There is no ERP system which reflects all corporate processes, it is possible however, to reconsider the process landscape in the company and adapt the processes to the software. This results in a standard solution or a solution which is close to the standard (“vanilla ERP”). Vanilla ERP offers advantages compared with modified solutions in the maintenance, upgrades, the ability of manufacturer support and the support by external consultants. Adapted ERP systems offer the advantage that the adjustments help to support the existing processes and that no or only slight Business Process Reengineering (BPR) has to be carried out. This is particularly important for the replacement of legacy systems because the users are used to do things in a certain way and some companies don’t have the willingness to change. There are also industry-specific solutions (specific ERP solutions which support specific processes of various industries, e.g. retail, automotive or the meat industry), which allows a solution close to the standard. These branch solutions are sometimes offered by the main software vendor itself and sometimes by 3rd party suppliers.

One objective of this chapter is to show the increasing importance of ERP-implementations in healthcare institutions. One reason for that is the business change which took place over the last years. Costs are more important for healthcare institutions than 20 years ago. The healthcare sector is now challenging with similar issues as the private sector companies.
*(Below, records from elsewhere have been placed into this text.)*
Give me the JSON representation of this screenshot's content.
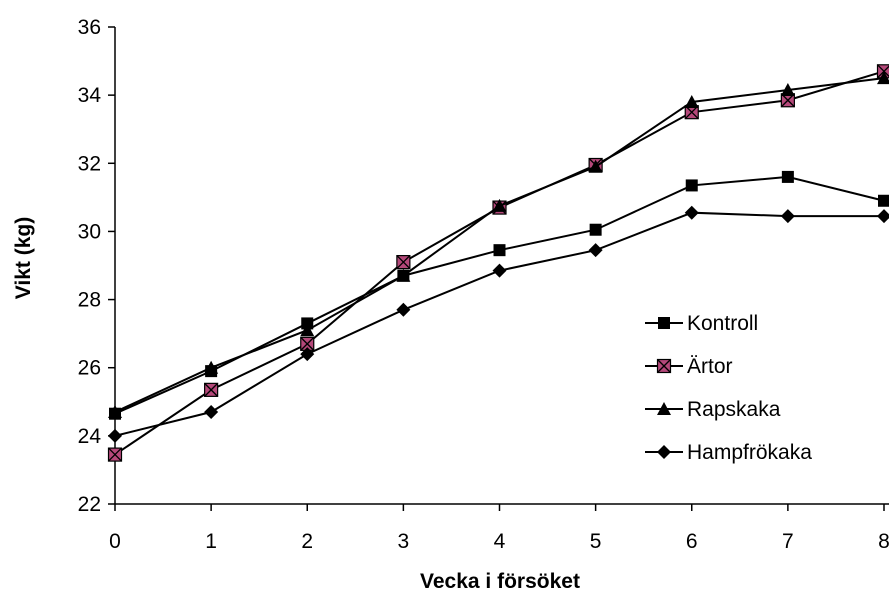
{
  "chart_data": {
    "type": "line",
    "title": "",
    "xlabel": "Vecka i försöket",
    "ylabel": "Vikt (kg)",
    "x": [
      0,
      1,
      2,
      3,
      4,
      5,
      6,
      7,
      8
    ],
    "xlim": [
      0,
      8
    ],
    "ylim": [
      22,
      36
    ],
    "yticks": [
      22,
      24,
      26,
      28,
      30,
      32,
      34,
      36
    ],
    "grid": false,
    "legend_position": "right",
    "series": [
      {
        "name": "Kontroll",
        "marker": "square",
        "color": "#000000",
        "values": [
          24.65,
          25.9,
          27.3,
          28.7,
          29.45,
          30.05,
          31.35,
          31.6,
          30.9
        ]
      },
      {
        "name": "Ärtor",
        "marker": "square-x",
        "color": "#000000",
        "marker_fill": "#b5487a",
        "values": [
          23.45,
          25.35,
          26.7,
          29.1,
          30.7,
          31.95,
          33.5,
          33.85,
          34.7
        ]
      },
      {
        "name": "Rapskaka",
        "marker": "triangle",
        "color": "#000000",
        "values": [
          24.7,
          26.0,
          27.1,
          28.7,
          30.75,
          31.9,
          33.8,
          34.15,
          34.5
        ]
      },
      {
        "name": "Hampfrökaka",
        "marker": "diamond",
        "color": "#000000",
        "values": [
          24.0,
          24.7,
          26.4,
          27.7,
          28.85,
          29.45,
          30.55,
          30.45,
          30.45
        ]
      }
    ]
  }
}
Another objective of this chapter is the field of critical success factors which were identified by literature review and to figure out if there are specific success factors within the healthcare industry or not. As a fist implication of this the success factors which seem to occur just during implementations or projects in healthcare are described and an explanation for this is demonstrated. In the section with the success measurement models the author lists the possibilities of how success of ERP systems can be measured through success measurement approaches which were identified in the literature. The different areas of application, the strengths and the weaknesses of the models are shown. At the end of the chapter the success measurement models of the health informatics are investigated and compared to the more general models identified before. Interesting similarities were found but there are also some differences existing.

In general success measurement projects are usually divided in the following three categories (Auer, 2004):

  • Ex-Post measurement: What benefits or harms were provided or caused by ICT systems in the past?

  • Ex-ante measurement: What benefit or harm will provided or caused by ICT systems in the future?

  • Real-time observation: When, where and how must be intervened to realize the potential benefits and prevent potential damage caused by a non working system?